On the final day of our King Baudouin Foundation fundraising training in New York City, John Bacon, Chief Development Officer for Planned Giving at the Metropolitan Museum of Art, drove home Levine’s point about remembering the women. “Single, childless, older women are golden–quite simply our best prospects,” he said. Often overlooked, they may have worked as teachers, accountants or social workers; many were frugal, saving and investing their money. They often make modest annual gifts but, if cultivated correctly, are capable of leaving million-plus dollar estates to your nonprofit, he said.
So how do you connect with and steward older women donors?
1. Avoid stereotyping. Older women are often portrayed as “miserly, cranky… incompetent,” writes Margaret Cruikshank, editor of Fierce with Reality: Literature on Aging (Hamilton Books: 2017). In fact, older women are individuals with specific identities and vibrant inner lives. When you learn what makes them tick, when you walk with them down memory lane, you’re more likely to attract them to your cause.
2. Become a real friend. When I was raising funds for my Simple Living television series back in the 2000s, I was introduced to two elderly women in North Carolina (one widowed, one divorced), both of whom had family foundations. While they had children, they were looking for a friend to take to concerts, church services, and out to dinner. In a sense, I became their honorary daughter and real friend. They, in turn, supported my series and celebrated it as it evolved from pilot to achieving national distribution.
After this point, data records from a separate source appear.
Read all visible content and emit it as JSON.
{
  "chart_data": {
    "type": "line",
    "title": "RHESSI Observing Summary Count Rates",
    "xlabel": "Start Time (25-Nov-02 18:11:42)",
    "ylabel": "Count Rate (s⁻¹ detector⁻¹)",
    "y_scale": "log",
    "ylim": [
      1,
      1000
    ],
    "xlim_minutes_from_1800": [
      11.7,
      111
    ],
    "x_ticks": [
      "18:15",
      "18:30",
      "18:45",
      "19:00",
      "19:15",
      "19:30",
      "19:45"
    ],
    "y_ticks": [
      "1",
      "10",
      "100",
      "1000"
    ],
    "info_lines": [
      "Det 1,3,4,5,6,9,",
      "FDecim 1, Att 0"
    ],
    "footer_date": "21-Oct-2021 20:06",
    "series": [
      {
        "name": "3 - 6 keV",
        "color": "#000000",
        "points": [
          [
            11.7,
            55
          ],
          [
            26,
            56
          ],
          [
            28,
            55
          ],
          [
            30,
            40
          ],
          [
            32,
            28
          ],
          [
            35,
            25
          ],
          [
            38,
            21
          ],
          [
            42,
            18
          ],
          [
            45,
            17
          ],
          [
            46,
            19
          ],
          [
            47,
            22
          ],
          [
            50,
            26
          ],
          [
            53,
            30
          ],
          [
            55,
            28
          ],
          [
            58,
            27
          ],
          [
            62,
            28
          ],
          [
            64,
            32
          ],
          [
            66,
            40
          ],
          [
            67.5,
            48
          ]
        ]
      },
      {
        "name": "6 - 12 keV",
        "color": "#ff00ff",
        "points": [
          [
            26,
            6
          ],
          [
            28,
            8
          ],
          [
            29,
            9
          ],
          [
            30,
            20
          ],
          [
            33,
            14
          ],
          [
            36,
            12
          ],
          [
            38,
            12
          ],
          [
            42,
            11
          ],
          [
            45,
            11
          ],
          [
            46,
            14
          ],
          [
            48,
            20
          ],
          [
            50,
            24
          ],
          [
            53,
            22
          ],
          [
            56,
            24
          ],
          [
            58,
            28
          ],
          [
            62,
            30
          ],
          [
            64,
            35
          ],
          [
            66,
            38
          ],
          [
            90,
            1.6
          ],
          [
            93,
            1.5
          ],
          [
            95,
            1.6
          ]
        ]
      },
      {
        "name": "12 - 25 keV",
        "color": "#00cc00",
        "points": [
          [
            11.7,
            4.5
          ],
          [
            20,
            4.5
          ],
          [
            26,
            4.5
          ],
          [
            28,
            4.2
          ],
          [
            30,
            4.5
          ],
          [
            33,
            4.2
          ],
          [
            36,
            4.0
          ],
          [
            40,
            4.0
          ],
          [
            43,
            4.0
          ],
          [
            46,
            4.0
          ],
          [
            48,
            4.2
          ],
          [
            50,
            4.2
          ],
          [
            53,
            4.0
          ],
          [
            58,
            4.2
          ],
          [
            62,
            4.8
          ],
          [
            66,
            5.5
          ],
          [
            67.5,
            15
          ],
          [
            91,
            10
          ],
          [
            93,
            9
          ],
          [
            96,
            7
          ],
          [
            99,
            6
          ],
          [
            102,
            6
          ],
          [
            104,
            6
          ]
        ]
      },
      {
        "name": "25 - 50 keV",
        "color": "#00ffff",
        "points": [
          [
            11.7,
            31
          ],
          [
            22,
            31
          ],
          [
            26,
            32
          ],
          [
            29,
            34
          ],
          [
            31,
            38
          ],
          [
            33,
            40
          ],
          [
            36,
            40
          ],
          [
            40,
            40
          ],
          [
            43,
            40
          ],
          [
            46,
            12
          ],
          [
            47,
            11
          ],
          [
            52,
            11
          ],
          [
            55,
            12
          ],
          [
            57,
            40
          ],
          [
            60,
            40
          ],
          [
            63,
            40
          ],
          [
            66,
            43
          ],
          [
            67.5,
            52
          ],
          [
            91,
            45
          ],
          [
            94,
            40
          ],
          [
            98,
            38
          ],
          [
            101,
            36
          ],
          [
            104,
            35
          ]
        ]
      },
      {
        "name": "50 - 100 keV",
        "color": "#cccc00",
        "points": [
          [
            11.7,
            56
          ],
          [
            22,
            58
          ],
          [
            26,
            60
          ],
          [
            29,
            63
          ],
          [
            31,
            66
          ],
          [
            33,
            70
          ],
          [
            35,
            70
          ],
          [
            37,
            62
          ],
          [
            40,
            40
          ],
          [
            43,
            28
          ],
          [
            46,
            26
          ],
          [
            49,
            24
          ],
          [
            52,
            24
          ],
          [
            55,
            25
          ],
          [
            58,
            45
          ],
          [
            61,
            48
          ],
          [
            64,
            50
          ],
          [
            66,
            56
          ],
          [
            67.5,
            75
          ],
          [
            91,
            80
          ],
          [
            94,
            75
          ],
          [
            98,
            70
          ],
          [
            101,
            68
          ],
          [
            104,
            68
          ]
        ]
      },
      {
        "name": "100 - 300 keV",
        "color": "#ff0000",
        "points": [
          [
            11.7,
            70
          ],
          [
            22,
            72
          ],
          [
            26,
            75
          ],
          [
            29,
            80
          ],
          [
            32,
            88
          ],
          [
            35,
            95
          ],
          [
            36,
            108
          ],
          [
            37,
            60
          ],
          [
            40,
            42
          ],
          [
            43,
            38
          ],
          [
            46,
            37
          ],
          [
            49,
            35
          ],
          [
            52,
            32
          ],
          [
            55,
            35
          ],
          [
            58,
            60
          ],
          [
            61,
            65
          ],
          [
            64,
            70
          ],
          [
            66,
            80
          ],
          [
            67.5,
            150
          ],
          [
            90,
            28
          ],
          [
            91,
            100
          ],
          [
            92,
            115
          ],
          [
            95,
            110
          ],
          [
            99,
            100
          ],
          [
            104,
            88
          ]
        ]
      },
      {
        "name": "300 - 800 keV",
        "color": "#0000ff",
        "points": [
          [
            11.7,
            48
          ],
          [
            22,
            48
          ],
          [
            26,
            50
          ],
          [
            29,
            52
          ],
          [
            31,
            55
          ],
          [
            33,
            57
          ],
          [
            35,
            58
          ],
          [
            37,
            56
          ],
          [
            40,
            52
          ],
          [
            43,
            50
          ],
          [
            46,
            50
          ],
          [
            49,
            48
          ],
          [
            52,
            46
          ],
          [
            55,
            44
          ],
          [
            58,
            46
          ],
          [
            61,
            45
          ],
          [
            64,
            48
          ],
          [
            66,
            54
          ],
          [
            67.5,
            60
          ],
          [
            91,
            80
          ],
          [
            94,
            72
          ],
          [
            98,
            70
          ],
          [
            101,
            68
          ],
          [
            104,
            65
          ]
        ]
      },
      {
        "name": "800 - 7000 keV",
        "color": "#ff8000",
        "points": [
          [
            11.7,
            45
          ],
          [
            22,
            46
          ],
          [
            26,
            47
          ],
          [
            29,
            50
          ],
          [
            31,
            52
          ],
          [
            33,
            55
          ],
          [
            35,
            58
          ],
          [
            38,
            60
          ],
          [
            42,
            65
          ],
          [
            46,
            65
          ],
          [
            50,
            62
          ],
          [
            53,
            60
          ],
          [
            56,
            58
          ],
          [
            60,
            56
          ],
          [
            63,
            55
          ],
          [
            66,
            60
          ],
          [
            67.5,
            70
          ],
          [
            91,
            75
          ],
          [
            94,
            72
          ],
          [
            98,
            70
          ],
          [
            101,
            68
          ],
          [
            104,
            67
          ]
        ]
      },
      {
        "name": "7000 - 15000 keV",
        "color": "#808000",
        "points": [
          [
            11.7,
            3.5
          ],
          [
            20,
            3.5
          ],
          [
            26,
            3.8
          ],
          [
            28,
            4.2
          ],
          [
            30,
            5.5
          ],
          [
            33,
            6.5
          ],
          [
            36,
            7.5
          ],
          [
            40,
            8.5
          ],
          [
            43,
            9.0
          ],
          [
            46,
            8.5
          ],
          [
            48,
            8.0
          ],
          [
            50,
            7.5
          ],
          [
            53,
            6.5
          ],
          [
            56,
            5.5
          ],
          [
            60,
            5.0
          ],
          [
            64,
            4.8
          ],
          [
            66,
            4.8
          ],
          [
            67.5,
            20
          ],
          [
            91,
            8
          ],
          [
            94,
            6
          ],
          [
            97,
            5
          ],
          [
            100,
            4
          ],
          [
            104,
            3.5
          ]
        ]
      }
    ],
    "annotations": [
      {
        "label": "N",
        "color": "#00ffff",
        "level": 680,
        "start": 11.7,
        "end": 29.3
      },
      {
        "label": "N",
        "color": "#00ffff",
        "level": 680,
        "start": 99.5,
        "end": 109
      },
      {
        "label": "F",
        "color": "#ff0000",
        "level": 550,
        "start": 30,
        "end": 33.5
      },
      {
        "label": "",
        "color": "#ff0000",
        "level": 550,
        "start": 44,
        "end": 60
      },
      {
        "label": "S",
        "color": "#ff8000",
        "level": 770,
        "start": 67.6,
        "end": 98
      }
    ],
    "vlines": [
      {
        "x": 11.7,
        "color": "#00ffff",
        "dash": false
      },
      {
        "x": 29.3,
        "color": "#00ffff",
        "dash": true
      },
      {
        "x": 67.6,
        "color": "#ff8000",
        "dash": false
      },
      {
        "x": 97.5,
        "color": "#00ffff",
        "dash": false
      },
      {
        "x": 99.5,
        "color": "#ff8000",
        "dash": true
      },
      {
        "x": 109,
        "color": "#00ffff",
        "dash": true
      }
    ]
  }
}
3. Be inclusive from the start. If the woman is married, convey from the get-go that she is just as important as her husband. “Often the wife is left out of the cultivation process until she becomes the widow,” one veteran fundraising professional told me. “And then, it may be too late.”
4. The arts and the environment appeal. Consider the fact that high net-worth single women “are more likely to give, and give to arts and the environment,” according a report in NonProfit Times, while high net-worth single men “are more likely to give … to combination organizations, like United Way.”
5. Show them the need. Research shows that women are more likely than men to give spontaneously and in response to a need. Basic needs—such as hunger and homelessness—resonate more deeply among women than men. My Crouch & Associates colleague Carolyn Walters, who founded the Raleigh nonprofit 100 Women Who Give a Hoot, observed the enthusiasm when members gather each quarter to hear live presentations from three worthwhile nonprofits. (Members vote to select the winning presentation, each committing to donate $100 to the top vote-getter.) One member routinely “brings three checks to each event,” Walters says, often giving to all three nonprofits because her heart has been moved.
6. Stay interesting. The final tip comes from nonagenarian Naomi Levine who advises fundraisers to practice life-long learning. “Read a book a week,” she recommended. “Nobody wants to be bored – especially older people with less time.”
Wanda Urbanska is Crouch & Associates’ Director of Content.